Ballad overdose: has Eurovision stopped being fireworks to get serious?

resounding removal San Marino over second semi-final from Eurovision The festival orphaned one of the most magnificent offerings in its history. Dressed in a cowboy hat and see-through Gucci overalls, Achilles Laura At Pala Alpitour in Turin, he captivated the audience with the kiss on the mouth of guitarist Boss Doms and, above all, his final dance on the back of a red-quilted mechanical bull. But it’s a monumental fire and brilliant spectacle that, as in the first semi-final, was frighteningly left out of the final. Rumella Hajirepresentative AlbanianFilled with folk rhythms and obscene gestures, his resounding ‘Sekret’ – including hands up to the groin – was deprived of early success to the monumental anger of many European fans.
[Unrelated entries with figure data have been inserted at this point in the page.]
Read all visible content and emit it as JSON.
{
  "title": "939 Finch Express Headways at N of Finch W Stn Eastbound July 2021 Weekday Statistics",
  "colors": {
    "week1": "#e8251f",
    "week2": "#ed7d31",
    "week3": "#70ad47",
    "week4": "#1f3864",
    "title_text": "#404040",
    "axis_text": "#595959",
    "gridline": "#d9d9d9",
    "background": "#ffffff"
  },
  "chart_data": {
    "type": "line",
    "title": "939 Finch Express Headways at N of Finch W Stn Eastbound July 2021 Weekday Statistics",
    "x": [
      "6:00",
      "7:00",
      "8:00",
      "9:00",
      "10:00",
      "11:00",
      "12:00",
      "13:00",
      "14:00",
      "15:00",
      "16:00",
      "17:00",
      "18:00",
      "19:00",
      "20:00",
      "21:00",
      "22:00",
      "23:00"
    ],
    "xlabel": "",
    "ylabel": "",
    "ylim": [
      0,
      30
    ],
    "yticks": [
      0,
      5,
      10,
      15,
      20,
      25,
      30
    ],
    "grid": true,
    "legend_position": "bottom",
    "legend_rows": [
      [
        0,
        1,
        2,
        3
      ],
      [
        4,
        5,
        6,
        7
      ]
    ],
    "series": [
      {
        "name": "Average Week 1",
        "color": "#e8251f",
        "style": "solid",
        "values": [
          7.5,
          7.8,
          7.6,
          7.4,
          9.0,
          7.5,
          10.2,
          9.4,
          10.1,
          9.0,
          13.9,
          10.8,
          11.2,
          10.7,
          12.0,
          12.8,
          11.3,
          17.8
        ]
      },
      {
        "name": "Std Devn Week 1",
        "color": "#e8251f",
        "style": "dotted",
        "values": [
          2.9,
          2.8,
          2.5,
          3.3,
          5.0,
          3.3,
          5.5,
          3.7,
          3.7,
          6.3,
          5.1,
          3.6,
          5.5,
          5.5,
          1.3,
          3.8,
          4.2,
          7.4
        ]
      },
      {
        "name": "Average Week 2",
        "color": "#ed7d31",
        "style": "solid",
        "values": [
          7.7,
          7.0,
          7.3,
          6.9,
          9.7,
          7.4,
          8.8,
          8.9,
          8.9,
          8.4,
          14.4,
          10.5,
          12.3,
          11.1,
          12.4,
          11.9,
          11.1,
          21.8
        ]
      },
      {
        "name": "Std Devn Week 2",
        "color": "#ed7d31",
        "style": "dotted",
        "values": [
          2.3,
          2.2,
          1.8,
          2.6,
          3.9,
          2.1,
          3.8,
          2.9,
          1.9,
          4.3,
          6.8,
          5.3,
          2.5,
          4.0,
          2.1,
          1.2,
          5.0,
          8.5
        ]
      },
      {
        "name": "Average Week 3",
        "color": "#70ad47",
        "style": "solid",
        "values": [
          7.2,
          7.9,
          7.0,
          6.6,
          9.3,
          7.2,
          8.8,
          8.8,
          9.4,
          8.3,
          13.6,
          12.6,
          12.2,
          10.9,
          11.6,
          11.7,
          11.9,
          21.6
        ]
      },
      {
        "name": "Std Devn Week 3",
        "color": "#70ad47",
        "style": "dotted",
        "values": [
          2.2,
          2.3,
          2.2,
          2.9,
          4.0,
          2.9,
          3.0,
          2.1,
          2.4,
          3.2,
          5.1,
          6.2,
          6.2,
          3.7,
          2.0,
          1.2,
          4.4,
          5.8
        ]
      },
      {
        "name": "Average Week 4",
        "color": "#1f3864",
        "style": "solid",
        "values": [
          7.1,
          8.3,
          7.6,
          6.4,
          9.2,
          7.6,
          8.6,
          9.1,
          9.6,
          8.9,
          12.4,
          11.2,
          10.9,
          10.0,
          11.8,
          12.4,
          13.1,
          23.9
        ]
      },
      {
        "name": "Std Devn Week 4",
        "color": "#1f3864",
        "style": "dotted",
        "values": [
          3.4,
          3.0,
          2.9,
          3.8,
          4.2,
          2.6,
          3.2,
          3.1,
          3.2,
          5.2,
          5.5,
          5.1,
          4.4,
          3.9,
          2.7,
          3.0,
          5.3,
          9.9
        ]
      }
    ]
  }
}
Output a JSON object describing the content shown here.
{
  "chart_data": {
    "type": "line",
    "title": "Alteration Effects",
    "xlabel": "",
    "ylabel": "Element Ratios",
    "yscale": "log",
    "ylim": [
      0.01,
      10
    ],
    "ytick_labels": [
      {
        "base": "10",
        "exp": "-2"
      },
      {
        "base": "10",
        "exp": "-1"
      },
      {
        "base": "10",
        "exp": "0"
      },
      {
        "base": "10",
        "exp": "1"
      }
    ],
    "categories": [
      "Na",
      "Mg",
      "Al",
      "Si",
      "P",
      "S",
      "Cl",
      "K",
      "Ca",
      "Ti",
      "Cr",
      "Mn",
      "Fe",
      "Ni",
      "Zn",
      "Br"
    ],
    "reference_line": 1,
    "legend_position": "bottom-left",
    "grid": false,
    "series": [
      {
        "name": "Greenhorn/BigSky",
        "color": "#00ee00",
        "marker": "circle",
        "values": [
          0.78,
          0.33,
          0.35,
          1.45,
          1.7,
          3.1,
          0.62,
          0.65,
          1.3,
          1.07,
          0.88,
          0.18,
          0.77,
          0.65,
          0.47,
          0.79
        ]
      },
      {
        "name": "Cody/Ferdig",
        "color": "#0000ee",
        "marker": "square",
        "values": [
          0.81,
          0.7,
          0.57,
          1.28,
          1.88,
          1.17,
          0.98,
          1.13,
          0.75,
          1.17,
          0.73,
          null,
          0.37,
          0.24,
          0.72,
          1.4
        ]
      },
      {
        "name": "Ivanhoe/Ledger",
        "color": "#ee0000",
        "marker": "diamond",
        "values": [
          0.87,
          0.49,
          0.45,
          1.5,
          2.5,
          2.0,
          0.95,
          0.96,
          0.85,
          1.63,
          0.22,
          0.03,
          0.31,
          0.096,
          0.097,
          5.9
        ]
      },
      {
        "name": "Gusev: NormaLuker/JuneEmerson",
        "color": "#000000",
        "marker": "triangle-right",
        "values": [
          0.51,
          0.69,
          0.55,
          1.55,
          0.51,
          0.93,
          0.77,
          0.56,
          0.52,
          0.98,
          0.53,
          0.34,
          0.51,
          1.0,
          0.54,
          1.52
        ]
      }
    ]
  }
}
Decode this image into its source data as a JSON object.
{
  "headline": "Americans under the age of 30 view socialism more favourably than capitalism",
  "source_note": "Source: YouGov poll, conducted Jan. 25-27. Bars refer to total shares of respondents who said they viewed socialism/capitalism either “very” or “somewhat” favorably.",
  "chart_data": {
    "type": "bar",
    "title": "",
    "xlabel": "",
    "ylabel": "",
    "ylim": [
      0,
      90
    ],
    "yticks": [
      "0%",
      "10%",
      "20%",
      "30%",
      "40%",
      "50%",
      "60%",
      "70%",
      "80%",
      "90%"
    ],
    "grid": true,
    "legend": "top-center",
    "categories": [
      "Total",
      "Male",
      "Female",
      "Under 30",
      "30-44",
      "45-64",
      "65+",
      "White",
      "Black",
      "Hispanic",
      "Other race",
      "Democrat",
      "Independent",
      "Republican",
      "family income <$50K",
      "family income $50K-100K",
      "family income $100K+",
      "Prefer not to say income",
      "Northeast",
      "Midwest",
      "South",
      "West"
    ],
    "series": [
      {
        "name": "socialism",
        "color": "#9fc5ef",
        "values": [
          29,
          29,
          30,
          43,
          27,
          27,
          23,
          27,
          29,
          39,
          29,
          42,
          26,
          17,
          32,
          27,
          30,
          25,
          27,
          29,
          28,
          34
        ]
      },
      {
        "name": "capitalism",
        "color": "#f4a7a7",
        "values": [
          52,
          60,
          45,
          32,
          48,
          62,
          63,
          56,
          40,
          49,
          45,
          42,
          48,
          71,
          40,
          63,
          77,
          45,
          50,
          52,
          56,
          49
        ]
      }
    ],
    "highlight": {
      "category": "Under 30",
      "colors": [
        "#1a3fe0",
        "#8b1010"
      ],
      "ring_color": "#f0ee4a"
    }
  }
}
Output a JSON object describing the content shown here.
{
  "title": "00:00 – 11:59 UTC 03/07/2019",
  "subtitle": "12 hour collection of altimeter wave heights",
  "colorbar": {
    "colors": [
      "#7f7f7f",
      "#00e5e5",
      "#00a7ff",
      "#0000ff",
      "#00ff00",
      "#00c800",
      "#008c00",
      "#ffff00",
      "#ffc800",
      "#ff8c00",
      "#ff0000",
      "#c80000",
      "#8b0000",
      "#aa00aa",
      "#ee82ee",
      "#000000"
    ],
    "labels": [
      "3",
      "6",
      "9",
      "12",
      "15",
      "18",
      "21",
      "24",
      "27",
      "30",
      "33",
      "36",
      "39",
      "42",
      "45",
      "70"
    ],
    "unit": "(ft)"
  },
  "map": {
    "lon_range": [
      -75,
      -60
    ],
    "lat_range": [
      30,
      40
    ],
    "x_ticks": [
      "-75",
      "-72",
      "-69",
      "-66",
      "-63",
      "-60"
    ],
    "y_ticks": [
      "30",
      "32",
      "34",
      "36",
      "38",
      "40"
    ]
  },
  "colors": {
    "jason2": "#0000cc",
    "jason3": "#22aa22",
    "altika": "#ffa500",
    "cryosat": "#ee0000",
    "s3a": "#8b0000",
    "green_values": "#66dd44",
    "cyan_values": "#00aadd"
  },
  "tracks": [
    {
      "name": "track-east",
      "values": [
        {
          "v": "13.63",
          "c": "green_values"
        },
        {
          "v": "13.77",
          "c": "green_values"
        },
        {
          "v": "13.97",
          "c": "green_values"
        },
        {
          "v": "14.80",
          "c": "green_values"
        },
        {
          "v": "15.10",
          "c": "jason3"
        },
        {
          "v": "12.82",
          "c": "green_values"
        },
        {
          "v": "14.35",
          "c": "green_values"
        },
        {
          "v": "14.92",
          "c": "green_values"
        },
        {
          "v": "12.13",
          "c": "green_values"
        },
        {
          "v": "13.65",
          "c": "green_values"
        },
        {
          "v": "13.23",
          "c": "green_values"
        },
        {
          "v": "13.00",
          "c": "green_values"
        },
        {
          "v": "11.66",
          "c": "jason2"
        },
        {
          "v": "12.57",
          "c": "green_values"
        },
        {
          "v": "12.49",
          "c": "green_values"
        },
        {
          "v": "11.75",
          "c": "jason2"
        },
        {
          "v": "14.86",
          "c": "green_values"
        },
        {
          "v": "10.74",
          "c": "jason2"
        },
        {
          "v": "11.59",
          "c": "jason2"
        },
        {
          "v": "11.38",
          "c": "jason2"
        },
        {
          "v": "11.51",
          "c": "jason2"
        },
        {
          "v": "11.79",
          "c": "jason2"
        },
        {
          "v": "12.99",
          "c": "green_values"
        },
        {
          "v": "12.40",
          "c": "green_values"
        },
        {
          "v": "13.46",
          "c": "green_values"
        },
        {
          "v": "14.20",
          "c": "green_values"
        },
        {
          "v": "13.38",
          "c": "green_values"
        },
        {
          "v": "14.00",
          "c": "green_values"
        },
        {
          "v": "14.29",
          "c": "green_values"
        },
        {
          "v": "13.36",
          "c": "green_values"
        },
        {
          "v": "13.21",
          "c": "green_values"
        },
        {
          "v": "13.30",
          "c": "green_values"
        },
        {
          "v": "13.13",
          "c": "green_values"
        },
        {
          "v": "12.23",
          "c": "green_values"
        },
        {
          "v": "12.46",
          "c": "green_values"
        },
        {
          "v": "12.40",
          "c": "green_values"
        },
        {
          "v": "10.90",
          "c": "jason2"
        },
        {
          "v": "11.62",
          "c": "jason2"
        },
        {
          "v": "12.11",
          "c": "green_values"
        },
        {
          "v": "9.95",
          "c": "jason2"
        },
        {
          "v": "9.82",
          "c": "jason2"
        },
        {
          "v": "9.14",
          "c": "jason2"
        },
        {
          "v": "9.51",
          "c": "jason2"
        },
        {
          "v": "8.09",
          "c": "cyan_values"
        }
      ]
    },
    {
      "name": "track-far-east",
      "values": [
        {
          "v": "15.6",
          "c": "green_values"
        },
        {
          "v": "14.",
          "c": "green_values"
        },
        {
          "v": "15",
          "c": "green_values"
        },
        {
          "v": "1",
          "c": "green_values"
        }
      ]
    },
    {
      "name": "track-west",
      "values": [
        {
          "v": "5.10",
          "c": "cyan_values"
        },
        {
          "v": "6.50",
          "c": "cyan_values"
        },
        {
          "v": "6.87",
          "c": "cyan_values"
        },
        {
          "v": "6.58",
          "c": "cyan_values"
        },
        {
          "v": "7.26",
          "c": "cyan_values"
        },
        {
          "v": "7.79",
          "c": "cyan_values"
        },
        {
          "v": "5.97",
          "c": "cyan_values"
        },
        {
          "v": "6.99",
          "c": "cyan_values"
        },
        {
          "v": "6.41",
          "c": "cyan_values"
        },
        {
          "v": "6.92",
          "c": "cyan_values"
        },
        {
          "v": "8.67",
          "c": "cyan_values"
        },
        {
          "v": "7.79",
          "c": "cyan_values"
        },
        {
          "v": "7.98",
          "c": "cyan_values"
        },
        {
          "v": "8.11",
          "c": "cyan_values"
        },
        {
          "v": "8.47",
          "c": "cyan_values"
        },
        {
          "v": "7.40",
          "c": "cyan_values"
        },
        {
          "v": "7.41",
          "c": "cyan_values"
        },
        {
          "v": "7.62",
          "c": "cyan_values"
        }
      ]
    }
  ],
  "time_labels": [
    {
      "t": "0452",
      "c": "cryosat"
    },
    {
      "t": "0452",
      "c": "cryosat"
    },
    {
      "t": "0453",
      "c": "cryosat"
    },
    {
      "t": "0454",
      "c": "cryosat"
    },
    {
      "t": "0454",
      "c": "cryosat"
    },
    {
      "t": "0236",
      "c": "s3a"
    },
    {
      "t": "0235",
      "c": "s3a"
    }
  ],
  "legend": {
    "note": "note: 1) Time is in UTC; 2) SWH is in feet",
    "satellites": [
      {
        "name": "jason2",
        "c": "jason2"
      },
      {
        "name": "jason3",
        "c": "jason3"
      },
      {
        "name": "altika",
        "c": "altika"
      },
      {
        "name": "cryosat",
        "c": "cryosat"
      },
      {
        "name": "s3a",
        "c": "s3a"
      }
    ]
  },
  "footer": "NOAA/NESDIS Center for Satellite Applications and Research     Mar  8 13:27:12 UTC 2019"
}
Does Eurovision cease to be modern and daring when it always, or almost always, is? the ultimate paradise of a fun and bias-free music lifestyle? Review of the 20 finalists from the two semi-finals, great presence of ballads or songs of high callwhen not severe, the exceptional ‘Brividi’, Mahmood & Blanco (Italy), ‘Hold me closer’, Cornelia Jakobs (Sweden), ‘Saudade, saudade’, Maro (Portugal), ‘De diepte’, S10 (Netherlands) and ‘ Not the same’, Sheldon Riley (Australia), issues about heartbreak, absence, teenage anxiety, or bullying There is little or no room for the frivolity, flamboyance and glitz we usually associate with the Eurovision brand.

In a year that may seem prone to light and debauchery, after two long years of pandemics and the dark occupation of Ukraine in the next room, The 2022 edition has lost a large portion of its most outrageous, refreshing and entertaining offerings along the way.. In the first semi-final, in addition to the aforementioned Ronela Hajati, two nice disco-vintage songs emerged from the back door: ‘Eat your Salade’ by City Zeni (Latvia) and ‘Disco’ by LPS (Slovenia); ex-hard rock a la Michael Schenker, ‘Intention’ by Smart Music Project (Bulgaria); or a live review of ‘The show’, Reddi’s (Denmark) top girl rock. In the second semi-final, something similar would happen when the jury and the public vote sanction Michael Ben-David’s (Israel) LGTBI anthem ‘IM’, in addition to Achille Lauro’s ‘Stripper’. Brooke’s (Ireland) shiny pop ball ‘This is rich’. But neither better nor worse If the ceremony on Saturday thickens, at a certain moment it can get rid of boredom It is based on hyperballads and grand plot ambitions.

Goodbye to the ‘fan divas’

Of the 25 songs that will compete in Turin this Saturday to win the award-winning Crystal Microphone, but eight (other than Chanel’s intense ‘SloMo’, of course) come out of the canon of ballad or slow-cooked rhythm: The Rasmus (Finland) rock anthem ‘Jezebel’, WRS (Romania) the impressive ‘Call Me’, We Are Domi’s (Czech Republic) infectious electro-pop ‘hit’ ‘Lights off’ and the playful toy disco-pop ‘Give that wolf a banana’, Subwoolfer (Norway). Of course apart from that three proposals with a distinct folkloric character(favorite): ‘Stefania’, Kalush Orchestra (Ukraine), ‘Fulenn’, Alvan & Ahez (France) and ‘Trenulețul’, Zdob și Zdub & Frații Advahov (Moldova) all festival naive and affectionate.

One more detail: After becoming big icons of the festival over the last two decades, the so called ‘fan divas’ seem to have sung the swan song Eurovision-2022. You already know: women with magnificent voices and destructive manners, scenic power, Mediterranean voice and above all, long hair in the wind: Cypriot Ivi Adamou, Azeri Safura, Ukrainian Ani Lorak or Greeks Kalomira or Helena Paparizou, pick a star actress from another time. This year the divas’ offer was already falling, only Andromache (Cyprus), the aforementioned (again) Ronela Hajati and, far from the usual ethnic outbursts, Emma Muscat (Malta).

Which stand alone, in its subcategory hip strikefor… Chanel.